For formal variable selection, the model would need an explicit variable inclusion prior and posterior inclusion summaries. The current package is best described as supporting model-based clustering, cluster-number selection, and PGMM covariance-structure selection, with exploratory variable prioritization available from posterior outputs.

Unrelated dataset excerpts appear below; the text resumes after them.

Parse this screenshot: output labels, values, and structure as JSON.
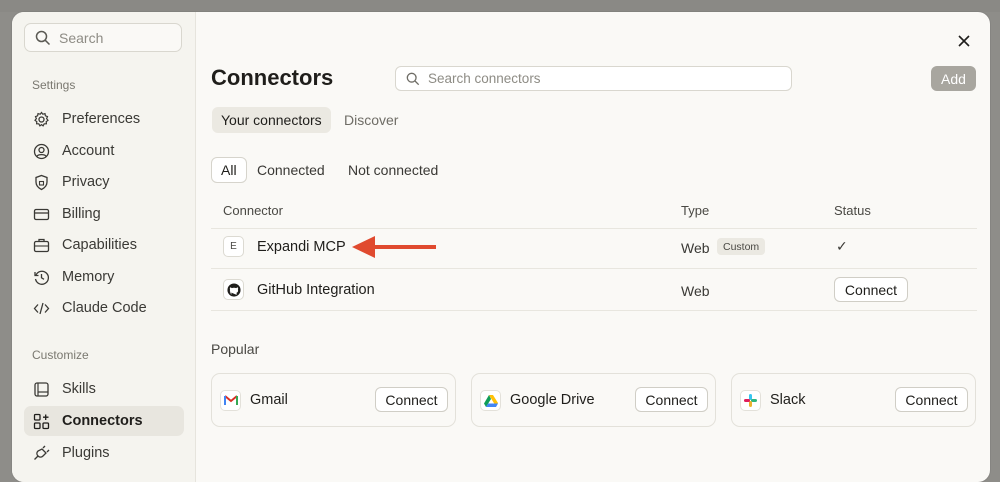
{
  "sidebar": {
    "search_placeholder": "Search",
    "settings_label": "Settings",
    "settings_items": [
      {
        "label": "Preferences"
      },
      {
        "label": "Account"
      },
      {
        "label": "Privacy"
      },
      {
        "label": "Billing"
      },
      {
        "label": "Capabilities"
      },
      {
        "label": "Memory"
      },
      {
        "label": "Claude Code"
      }
    ],
    "customize_label": "Customize",
    "customize_items": [
      {
        "label": "Skills"
      },
      {
        "label": "Connectors"
      },
      {
        "label": "Plugins"
      }
    ]
  },
  "main": {
    "title": "Connectors",
    "search_placeholder": "Search connectors",
    "add_label": "Add",
    "tabs": [
      {
        "label": "Your connectors"
      },
      {
        "label": "Discover"
      }
    ],
    "filters": [
      {
        "label": "All"
      },
      {
        "label": "Connected"
      },
      {
        "label": "Not connected"
      }
    ],
    "table": {
      "headers": [
        "Connector",
        "Type",
        "Status"
      ],
      "rows": [
        {
          "icon_letter": "E",
          "name": "Expandi MCP",
          "type": "Web",
          "badge": "Custom",
          "status": "✓"
        },
        {
          "icon": "github-icon",
          "name": "GitHub Integration",
          "type": "Web",
          "action": "Connect"
        }
      ]
    },
    "popular_label": "Popular",
    "popular": [
      {
        "name": "Gmail",
        "icon": "gmail-icon",
        "action": "Connect"
      },
      {
        "name": "Google Drive",
        "icon": "google-drive-icon",
        "action": "Connect"
      },
      {
        "name": "Slack",
        "icon": "slack-icon",
        "action": "Connect"
      }
    ]
  },
  "colors": {
    "annotation_arrow": "#e04a2f",
    "active_bg": "#e8e6df"
  }
}
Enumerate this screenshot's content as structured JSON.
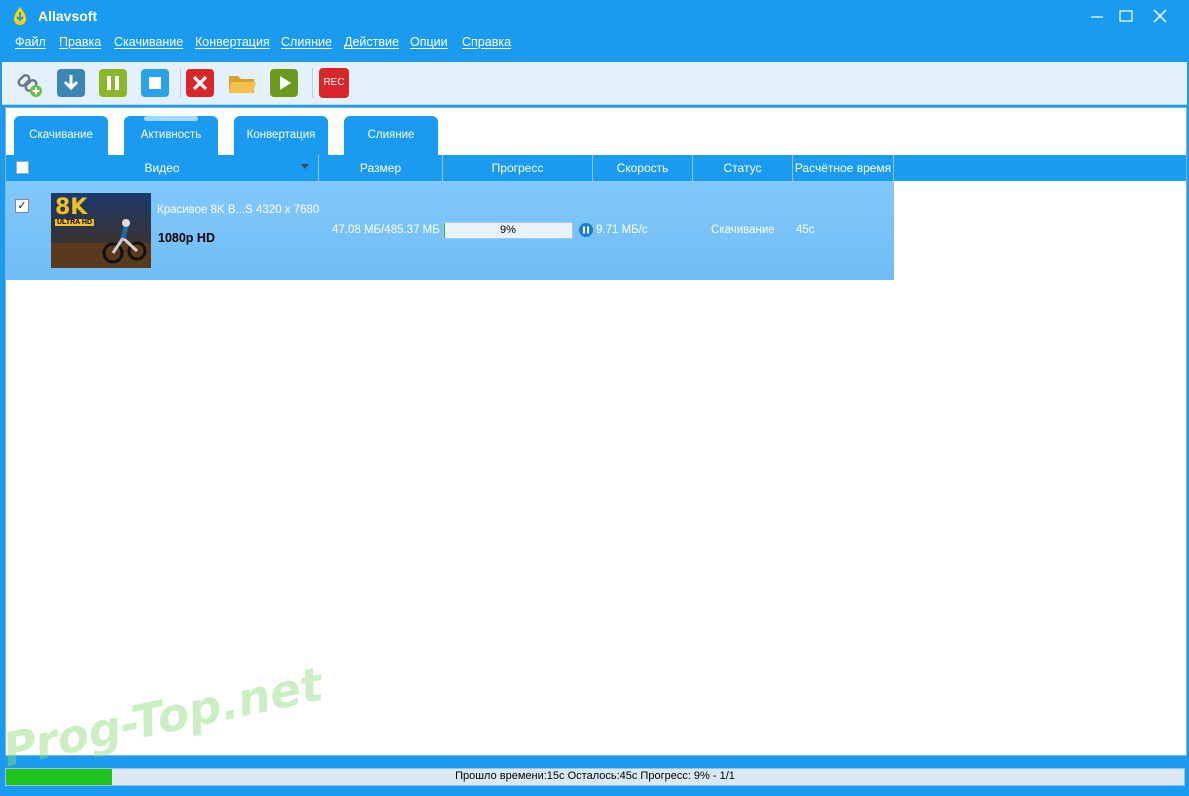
{
  "app": {
    "title": "Allavsoft"
  },
  "menu": [
    "Файл",
    "Правка",
    "Скачивание",
    "Конвертация",
    "Слияние",
    "Действие",
    "Опции",
    "Справка"
  ],
  "toolbar": {
    "buttons": [
      "add-url-icon",
      "download-icon",
      "pause-icon",
      "stop-icon",
      "delete-icon",
      "open-folder-icon",
      "play-icon",
      "record-icon"
    ],
    "rec_label": "REC"
  },
  "tabs": [
    "Скачивание",
    "Активность",
    "Конвертация",
    "Слияние"
  ],
  "active_tab": "Активность",
  "columns": [
    "Видео",
    "Размер",
    "Прогресс",
    "Скорость",
    "Статус",
    "Расчётное время"
  ],
  "row": {
    "checked": true,
    "check_mark": "✓",
    "thumbnail_text": "8K",
    "thumbnail_subtext": "ULTRA HD",
    "title": "Красивое 8K В...S 4320 x 7680",
    "quality": "1080p HD",
    "size": "47.08 МБ/485.37 МБ",
    "progress_percent": 9,
    "progress_label": "9%",
    "speed": "9.71 МБ/с",
    "status": "Скачивание",
    "eta": "45с"
  },
  "statusbar": {
    "text": "Прошло времени:15с Осталось:45с Прогресс: 9% - 1/1",
    "progress_percent": 9
  },
  "watermark": "Prog-Top.net",
  "colors": {
    "accent": "#1a9bf0",
    "row": "#7ac4f8",
    "progress": "#1fc21f"
  }
}
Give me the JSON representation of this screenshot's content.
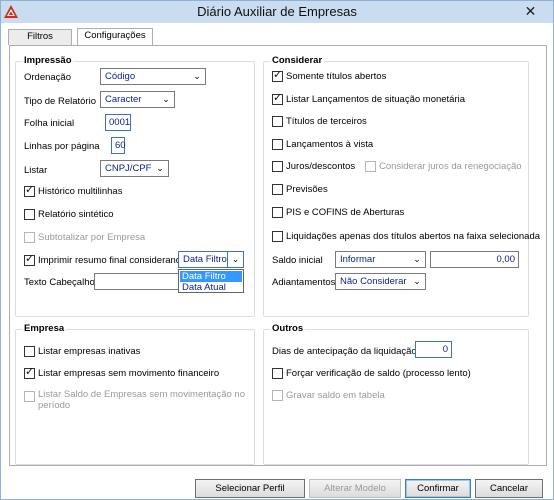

Suggested reporting language
When using these summaries in a manuscript or analysis report, use wording such as:
We ranked variables by their separation across posterior modal clusters and by posterior loading magnitudes. These rankings are exploratory diagnostics derived from the fitted clustering model, not posterior inclusion probabilities.
Avoid wording such as “selected variables” unless a formal variable-selection model has been fitted. This distinction keeps the statistical target clear and avoids overstating the model.